Similar questions can be asked regarding the 1970s. The social setting was, of course, quite different from the 1930s. Feminism was emerging, new methods of contraception had become available, and the national legalization of abortion took place in 1973. For many of these reasons, the late 1960s and 1970s represented a departure from the “baby boom” that had just preceded it when a large proportion of births were unplanned.2 But would the TFR dropped as low as 1.7 without the added impetus of inflation, not to mention long lines at the gas station? While that question can never be definitively answered, we do know that the economic setting hardly seems conducive to starting families or having additional children.

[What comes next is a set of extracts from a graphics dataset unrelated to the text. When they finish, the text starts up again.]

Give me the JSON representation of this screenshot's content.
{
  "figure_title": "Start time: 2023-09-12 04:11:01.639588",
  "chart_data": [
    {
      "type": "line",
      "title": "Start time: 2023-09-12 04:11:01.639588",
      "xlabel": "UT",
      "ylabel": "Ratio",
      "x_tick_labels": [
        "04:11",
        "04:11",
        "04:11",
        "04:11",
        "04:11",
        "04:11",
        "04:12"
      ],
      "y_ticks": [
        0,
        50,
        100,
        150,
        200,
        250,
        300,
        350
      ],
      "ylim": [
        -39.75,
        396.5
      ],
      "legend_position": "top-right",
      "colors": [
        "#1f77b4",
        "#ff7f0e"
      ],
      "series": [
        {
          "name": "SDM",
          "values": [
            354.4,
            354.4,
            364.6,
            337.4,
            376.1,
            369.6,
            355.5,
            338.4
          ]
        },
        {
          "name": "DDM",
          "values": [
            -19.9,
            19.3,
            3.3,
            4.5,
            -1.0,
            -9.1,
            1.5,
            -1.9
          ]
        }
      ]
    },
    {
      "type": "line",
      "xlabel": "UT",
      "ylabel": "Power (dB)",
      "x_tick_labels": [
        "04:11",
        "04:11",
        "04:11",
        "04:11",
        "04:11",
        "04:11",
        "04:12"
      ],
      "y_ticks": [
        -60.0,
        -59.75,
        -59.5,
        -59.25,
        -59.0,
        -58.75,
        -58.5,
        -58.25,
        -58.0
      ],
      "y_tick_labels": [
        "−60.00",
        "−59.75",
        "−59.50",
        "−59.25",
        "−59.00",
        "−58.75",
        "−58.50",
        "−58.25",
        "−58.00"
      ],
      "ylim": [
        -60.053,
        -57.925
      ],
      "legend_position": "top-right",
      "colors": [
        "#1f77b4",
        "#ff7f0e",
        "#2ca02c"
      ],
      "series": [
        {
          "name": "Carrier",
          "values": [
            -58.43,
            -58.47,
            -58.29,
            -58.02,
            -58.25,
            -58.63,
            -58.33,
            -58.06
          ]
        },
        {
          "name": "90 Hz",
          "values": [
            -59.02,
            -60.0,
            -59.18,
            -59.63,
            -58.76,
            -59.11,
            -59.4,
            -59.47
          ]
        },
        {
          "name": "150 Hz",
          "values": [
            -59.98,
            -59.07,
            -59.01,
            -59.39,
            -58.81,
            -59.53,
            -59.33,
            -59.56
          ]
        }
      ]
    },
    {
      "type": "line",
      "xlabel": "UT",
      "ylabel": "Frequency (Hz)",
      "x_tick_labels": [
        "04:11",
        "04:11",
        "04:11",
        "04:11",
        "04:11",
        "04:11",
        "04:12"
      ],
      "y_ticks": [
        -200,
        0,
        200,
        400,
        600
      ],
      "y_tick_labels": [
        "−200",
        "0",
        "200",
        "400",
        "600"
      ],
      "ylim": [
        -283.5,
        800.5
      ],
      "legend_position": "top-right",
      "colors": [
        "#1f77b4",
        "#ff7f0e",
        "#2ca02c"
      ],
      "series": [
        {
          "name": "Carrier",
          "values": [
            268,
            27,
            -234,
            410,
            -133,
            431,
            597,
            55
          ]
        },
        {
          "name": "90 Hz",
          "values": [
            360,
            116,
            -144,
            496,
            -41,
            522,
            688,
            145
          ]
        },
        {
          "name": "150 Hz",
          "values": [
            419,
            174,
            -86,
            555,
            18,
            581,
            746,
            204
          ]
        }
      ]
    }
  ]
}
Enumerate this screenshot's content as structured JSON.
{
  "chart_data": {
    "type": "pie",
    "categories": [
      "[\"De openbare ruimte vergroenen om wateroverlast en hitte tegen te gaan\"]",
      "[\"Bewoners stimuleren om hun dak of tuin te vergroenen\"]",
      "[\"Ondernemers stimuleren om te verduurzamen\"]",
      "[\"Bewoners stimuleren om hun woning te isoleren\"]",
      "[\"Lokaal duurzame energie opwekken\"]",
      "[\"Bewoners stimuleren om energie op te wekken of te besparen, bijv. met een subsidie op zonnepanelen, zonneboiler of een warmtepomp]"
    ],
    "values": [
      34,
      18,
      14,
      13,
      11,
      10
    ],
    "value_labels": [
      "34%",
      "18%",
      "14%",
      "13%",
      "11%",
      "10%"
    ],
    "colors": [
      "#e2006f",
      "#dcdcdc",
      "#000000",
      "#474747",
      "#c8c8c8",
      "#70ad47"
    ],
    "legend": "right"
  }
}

Double-digit inflation during the 1970s made two-earner, two-career families a virtual necessity for many. Unemployment passed 8 percent in 1975 while the cost of housing climbed.
What about today? Can a decline in the birth rate be anticipated? In part, an answer depends on just when the current economic crisis—and the media publicity that goes with it—actually started. The unemployment rate remained under 5 percent throughout 2007 but began to rise in early 2008, about the same time that gasoline prices began their climb to $4 per gallon and higher. Any business and industry that could be seriously affected by energy prices began to suffer, particularly automobile manufacturers, airlines, trucking companies, and many more. By the fall of 2008, the housing bubble (generally defined as a sharp rise in housing prices not in line with household income nor inflation) began to burst as more and more homeowners began to default on mortgages.
U.S. Unemployment Rate, 1970-2009
Source: U.S. Bureau of Labor Statistics.
If the economic crisis can be given a start date of early 2008, then evidence of a slump in the birth rate might become apparent as early as late 2008 but could not be really conclusive until well into 2009. There is, quite naturally, some time lag in the process. The most recent national data on births available are for the 12-month period ending October 2008. Compared with the 12-month period ending October 2007, births declined by a relatively small proportion, by 0.7 percent. That does, however, represent a reversal since the period ending October 2007 when births were 1.5 percent higher than the previous similar period. The pattern of change in birth rates during these periods was similar.
One U.S. state, Arizona, reports vital data with surprising speed. In the first six months of 2009, the number of births declined to 45,008 from 48,403 in the first six months of 2008, a decrease of 7 percent. If the seasonal pattern of births follows precedent, there would be only about 92,000 births in 2009, compared with 99,215 in 2008 and about 102,000 in both 2006 and 2007. By way of background, the state’s unemployment rate rose from 5.5 percent in June 2008 to 8.7 percent in June 2009 and employment fell by nearly 200,000, a drop of 7.4 percent in just 12 months. It may be that many couples saw it coming.
It is certainly too soon to tell if this economic crisis will result in a sharp drop in the birth rate. But all the measures and indicators, along with the collapse of mainstays of the economy, are much worse than in the 1970s.
- Here, the “birth rate” is measured in terms of the total fertility rate, or TFR. The TFR represents the average number of children a woman would have during her lifetime if the rate of childbearing of a particular year remained unchanged. The TFR is also not affected by the age structure of the female population of childbearing age.
- Leon F. Bouvier, “America’s Baby Boom Generation: The Fateful Bulge,” Population Bulletin 35, no. 1 (1980).